Alcuni dicono: la classe
differenziale serve a recuperare i ritardati. Non è vero! Solamente il 20%
degli alunni di classe differenziale viene reinserito
dopo un anno in classi normali e ben la metà dei reinseriti, dopo un altro
anno, viene bocciato e ritorna in classe differenziale.
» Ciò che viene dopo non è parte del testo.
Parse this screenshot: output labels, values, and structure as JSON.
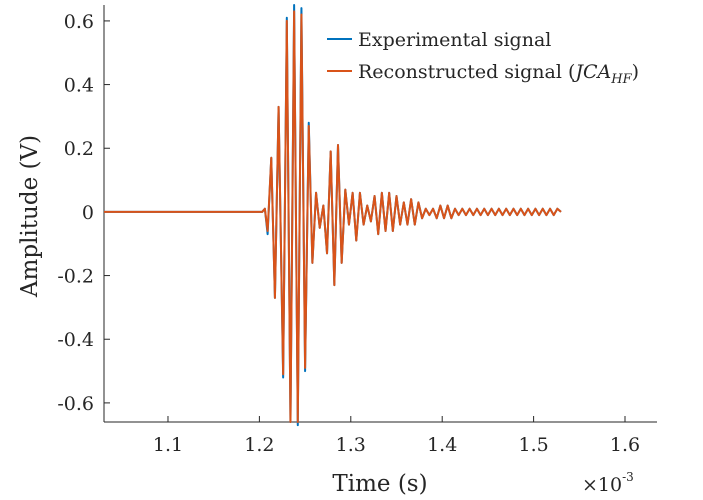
{
  "chart_data": {
    "type": "line",
    "title": "",
    "xlabel": "Time (s)",
    "ylabel": "Amplitude (V)",
    "x_multiplier_label": "×10",
    "x_multiplier_exponent": "-3",
    "xlim": [
      1.03,
      1.635
    ],
    "ylim": [
      -0.66,
      0.65
    ],
    "x_ticks": [
      1.1,
      1.2,
      1.3,
      1.4,
      1.5,
      1.6
    ],
    "x_tick_labels": [
      "1.1",
      "1.2",
      "1.3",
      "1.4",
      "1.5",
      "1.6"
    ],
    "y_ticks": [
      0.6,
      0.4,
      0.2,
      0,
      -0.2,
      -0.4,
      -0.6
    ],
    "y_tick_labels": [
      "0.6",
      "0.4",
      "0.2",
      "0",
      "-0.2",
      "-0.4",
      "-0.6"
    ],
    "grid": false,
    "legend_position": "top-right",
    "series": [
      {
        "name": "Experimental signal",
        "color": "#0072BD",
        "x": [
          1.03,
          1.203,
          1.206,
          1.209,
          1.213,
          1.217,
          1.221,
          1.226,
          1.23,
          1.234,
          1.238,
          1.242,
          1.246,
          1.25,
          1.254,
          1.258,
          1.262,
          1.266,
          1.27,
          1.274,
          1.278,
          1.282,
          1.286,
          1.29,
          1.294,
          1.298,
          1.302,
          1.306,
          1.31,
          1.314,
          1.318,
          1.322,
          1.326,
          1.33,
          1.334,
          1.338,
          1.342,
          1.346,
          1.35,
          1.354,
          1.358,
          1.362,
          1.366,
          1.37,
          1.374,
          1.378,
          1.382,
          1.386,
          1.39,
          1.394,
          1.398,
          1.402,
          1.406,
          1.41,
          1.414,
          1.418,
          1.422,
          1.426,
          1.43,
          1.434,
          1.438,
          1.442,
          1.446,
          1.45,
          1.454,
          1.458,
          1.462,
          1.466,
          1.47,
          1.474,
          1.478,
          1.482,
          1.486,
          1.49,
          1.494,
          1.498,
          1.502,
          1.506,
          1.51,
          1.514,
          1.518,
          1.522,
          1.526,
          1.53
        ],
        "y": [
          0,
          0,
          0.01,
          -0.07,
          0.17,
          -0.27,
          0.33,
          -0.52,
          0.61,
          -0.66,
          0.65,
          -0.67,
          0.64,
          -0.5,
          0.28,
          -0.16,
          0.06,
          -0.05,
          0.02,
          -0.13,
          0.19,
          -0.23,
          0.21,
          -0.16,
          0.07,
          -0.04,
          0.06,
          -0.09,
          0.06,
          -0.04,
          0.02,
          -0.03,
          0.05,
          -0.07,
          0.06,
          -0.06,
          0.06,
          -0.06,
          0.05,
          -0.04,
          0.03,
          -0.04,
          0.04,
          -0.04,
          0.03,
          -0.02,
          0.01,
          -0.01,
          0.01,
          -0.02,
          0.02,
          -0.02,
          0.02,
          -0.02,
          0.01,
          -0.01,
          0.01,
          -0.01,
          0.01,
          -0.01,
          0.01,
          -0.01,
          0.01,
          -0.01,
          0.01,
          -0.01,
          0.01,
          -0.01,
          0.01,
          -0.01,
          0.01,
          -0.01,
          0.01,
          -0.01,
          0.01,
          -0.01,
          0.01,
          -0.01,
          0.01,
          -0.01,
          0.01,
          -0.01,
          0.01,
          0
        ]
      },
      {
        "name": "Reconstructed signal (JCA_HF)",
        "legend_main": "Reconstructed signal (",
        "legend_math": "JCA",
        "legend_sub": "HF",
        "legend_close": ")",
        "color": "#D95319",
        "x": [
          1.03,
          1.203,
          1.206,
          1.209,
          1.213,
          1.217,
          1.221,
          1.226,
          1.23,
          1.234,
          1.238,
          1.242,
          1.246,
          1.25,
          1.254,
          1.258,
          1.262,
          1.266,
          1.27,
          1.274,
          1.278,
          1.282,
          1.286,
          1.29,
          1.294,
          1.298,
          1.302,
          1.306,
          1.31,
          1.314,
          1.318,
          1.322,
          1.326,
          1.33,
          1.334,
          1.338,
          1.342,
          1.346,
          1.35,
          1.354,
          1.358,
          1.362,
          1.366,
          1.37,
          1.374,
          1.378,
          1.382,
          1.386,
          1.39,
          1.394,
          1.398,
          1.402,
          1.406,
          1.41,
          1.414,
          1.418,
          1.422,
          1.426,
          1.43,
          1.434,
          1.438,
          1.442,
          1.446,
          1.45,
          1.454,
          1.458,
          1.462,
          1.466,
          1.47,
          1.474,
          1.478,
          1.482,
          1.486,
          1.49,
          1.494,
          1.498,
          1.502,
          1.506,
          1.51,
          1.514,
          1.518,
          1.522,
          1.526,
          1.53
        ],
        "y": [
          0,
          0,
          0.01,
          -0.06,
          0.17,
          -0.27,
          0.33,
          -0.51,
          0.6,
          -0.66,
          0.63,
          -0.66,
          0.62,
          -0.49,
          0.27,
          -0.16,
          0.06,
          -0.05,
          0.02,
          -0.13,
          0.19,
          -0.23,
          0.21,
          -0.16,
          0.07,
          -0.04,
          0.06,
          -0.09,
          0.06,
          -0.04,
          0.02,
          -0.03,
          0.05,
          -0.07,
          0.06,
          -0.06,
          0.06,
          -0.06,
          0.05,
          -0.04,
          0.03,
          -0.04,
          0.04,
          -0.04,
          0.03,
          -0.02,
          0.01,
          -0.01,
          0.01,
          -0.02,
          0.02,
          -0.02,
          0.02,
          -0.02,
          0.01,
          -0.01,
          0.01,
          -0.01,
          0.01,
          -0.01,
          0.01,
          -0.01,
          0.01,
          -0.01,
          0.01,
          -0.01,
          0.01,
          -0.01,
          0.01,
          -0.01,
          0.01,
          -0.01,
          0.01,
          -0.01,
          0.01,
          -0.01,
          0.01,
          -0.01,
          0.01,
          -0.01,
          0.01,
          -0.01,
          0.01,
          0
        ]
      }
    ]
  }
}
È evidente ancor più che non è il
recupero che interessa.
Se un bambino ha difficoltà di
rendimento o è malato, ha bisogno che tutte le sue capacità possano
svilupparsi: toglierlo dai compagni vuol dire impedirgli di guarire, vuol dire
convincerlo che è diverso dagli altri, che è
inferiore, che è uno zuccone, un cretino, e nella vita non combinerà mai
niente.
Istituti
Molti istituti per minori sono
luoghi di esclusione. Un altro modo di escludere i
figli delle famiglie disagiate dall'ambiente normale è di rinchiuderli in
istituti. Infatti le amministrazioni pubbliche, con
una vecchia politica, preferiscono pagare rette anche forti ad istituti
piuttosto di aiutare con un'assistenza piena le famiglie e creare una
assistenza a tutta la comunità scolastica, in modo da reinserire nelle
famiglie i bambini e non costringerle a richiedere l'invio del proprio figlio
in collegio nella speranza che venga nutrito, vestito e impari un mestiere.
(1) Per il significato
di norma rimandiamo al Dizionario sociale della psichiatria di
F. Basaglia: «Si tratta di
un insieme di valori relativi che si traducono in norme che sanciscono il
sistema di valori della classe dominante, quindi il privilegio della classe che stabilisce i limiti di norma rispetto all'altra
che li subisce» (n.d.r.).
(2) Da notare che le équipes ricevono per questo lavoro di dirottamento dalle
325 alle 350 mila lire per classe. Se consentono con
la loro assistenza a non «dirottare», neanche una lira.